Dans un programme d'une rare originalité, Enguerrand de Hys et Paul Beynet rivalisent de créativité et d'imagination musicales pour faire vivre un répertoire peu connu lequel, en dépit de la nature religieuse de ses textes, pourra s'adresser à tous et à toutes.
Un « Salve Regina ». Deux « Credo », ou « Symbole des Apôtres » ! Quatre « Notre Père », ou « Oraison dominicale », dans trois versions françaises différentes. Pas moins de sept « Ave Maria », ou « Salutation angélique », dont deux versions en français et cinq en latin. Celui de Gounod est donné ici dans sa seconde mouture, moins connue, quoique très nettement inspirée de la première.
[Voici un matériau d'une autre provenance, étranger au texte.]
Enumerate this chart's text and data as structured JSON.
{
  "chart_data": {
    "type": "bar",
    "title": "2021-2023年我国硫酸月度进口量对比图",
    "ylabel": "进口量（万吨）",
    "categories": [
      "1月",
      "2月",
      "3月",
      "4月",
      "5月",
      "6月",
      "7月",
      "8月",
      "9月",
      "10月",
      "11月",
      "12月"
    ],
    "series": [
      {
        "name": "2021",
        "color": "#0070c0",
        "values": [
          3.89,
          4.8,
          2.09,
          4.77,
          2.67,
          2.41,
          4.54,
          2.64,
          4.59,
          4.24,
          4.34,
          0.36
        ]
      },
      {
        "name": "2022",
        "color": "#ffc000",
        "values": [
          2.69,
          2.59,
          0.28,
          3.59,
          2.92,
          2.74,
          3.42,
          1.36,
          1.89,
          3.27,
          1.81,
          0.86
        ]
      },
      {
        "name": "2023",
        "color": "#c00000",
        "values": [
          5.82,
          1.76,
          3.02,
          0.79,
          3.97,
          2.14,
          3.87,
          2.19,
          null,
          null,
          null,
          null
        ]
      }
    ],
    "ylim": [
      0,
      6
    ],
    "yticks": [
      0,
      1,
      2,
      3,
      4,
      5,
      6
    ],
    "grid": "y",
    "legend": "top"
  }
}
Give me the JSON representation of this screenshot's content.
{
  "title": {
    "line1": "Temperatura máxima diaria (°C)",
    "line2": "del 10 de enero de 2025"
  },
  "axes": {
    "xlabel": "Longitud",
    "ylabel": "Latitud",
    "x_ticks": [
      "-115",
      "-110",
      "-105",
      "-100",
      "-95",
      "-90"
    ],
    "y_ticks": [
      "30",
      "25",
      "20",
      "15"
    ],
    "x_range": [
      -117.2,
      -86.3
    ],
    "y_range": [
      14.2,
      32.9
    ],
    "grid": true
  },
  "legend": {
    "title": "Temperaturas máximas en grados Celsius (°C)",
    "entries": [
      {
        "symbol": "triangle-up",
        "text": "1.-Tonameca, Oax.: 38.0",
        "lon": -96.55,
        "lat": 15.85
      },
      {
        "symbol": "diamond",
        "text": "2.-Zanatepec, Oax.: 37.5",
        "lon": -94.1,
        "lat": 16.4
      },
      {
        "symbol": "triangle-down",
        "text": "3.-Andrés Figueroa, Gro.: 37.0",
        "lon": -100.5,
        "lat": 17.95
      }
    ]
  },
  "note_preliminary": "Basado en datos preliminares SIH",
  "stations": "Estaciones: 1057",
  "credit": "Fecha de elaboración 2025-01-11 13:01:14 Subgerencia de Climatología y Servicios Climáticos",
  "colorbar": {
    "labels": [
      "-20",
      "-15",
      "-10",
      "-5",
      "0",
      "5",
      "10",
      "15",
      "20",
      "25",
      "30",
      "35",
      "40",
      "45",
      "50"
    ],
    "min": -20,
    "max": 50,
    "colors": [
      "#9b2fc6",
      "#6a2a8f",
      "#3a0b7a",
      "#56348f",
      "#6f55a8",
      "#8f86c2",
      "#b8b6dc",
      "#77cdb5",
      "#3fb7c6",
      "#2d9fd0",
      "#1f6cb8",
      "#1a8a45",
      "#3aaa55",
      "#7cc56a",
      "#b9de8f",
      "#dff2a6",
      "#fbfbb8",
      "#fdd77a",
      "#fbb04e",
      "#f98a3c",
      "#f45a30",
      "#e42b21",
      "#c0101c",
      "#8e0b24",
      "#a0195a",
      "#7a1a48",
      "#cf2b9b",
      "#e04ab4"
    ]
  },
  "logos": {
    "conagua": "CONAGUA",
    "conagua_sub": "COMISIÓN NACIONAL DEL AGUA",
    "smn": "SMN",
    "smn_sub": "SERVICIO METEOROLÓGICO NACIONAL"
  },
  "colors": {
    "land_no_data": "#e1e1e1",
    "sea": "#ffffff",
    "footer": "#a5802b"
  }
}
Si le précédent récital d'Enguerrand de Hys et de Paul Beynet était un bouquet de mélodies françaises d'inspiration religieuse, celui-ci est donc carrément un recueil de prières chrétiennes, essentiellement catholiques, mises en musique par les plus grands compositeurs de toute une époque. Sur les onze musiciens représentés ici, neuf chevauchent les XIXᵉ et XXᵉ siècles. Seul Gounod appartient résolument au XIXᵉ et Jehan Alain au XXᵉ. Avec Mel Bonis, Cécile Chaminade et Clémence de Grandval, trois sur onze sont des compositrices. Un, le Suisse Arthur Honegger, est de culture et de tradition protestantes. C'est dire à la fois l'unité et la diversité d'un programme riche et stimulant, passionnant dans ses choix thématiques et dans ses appariements.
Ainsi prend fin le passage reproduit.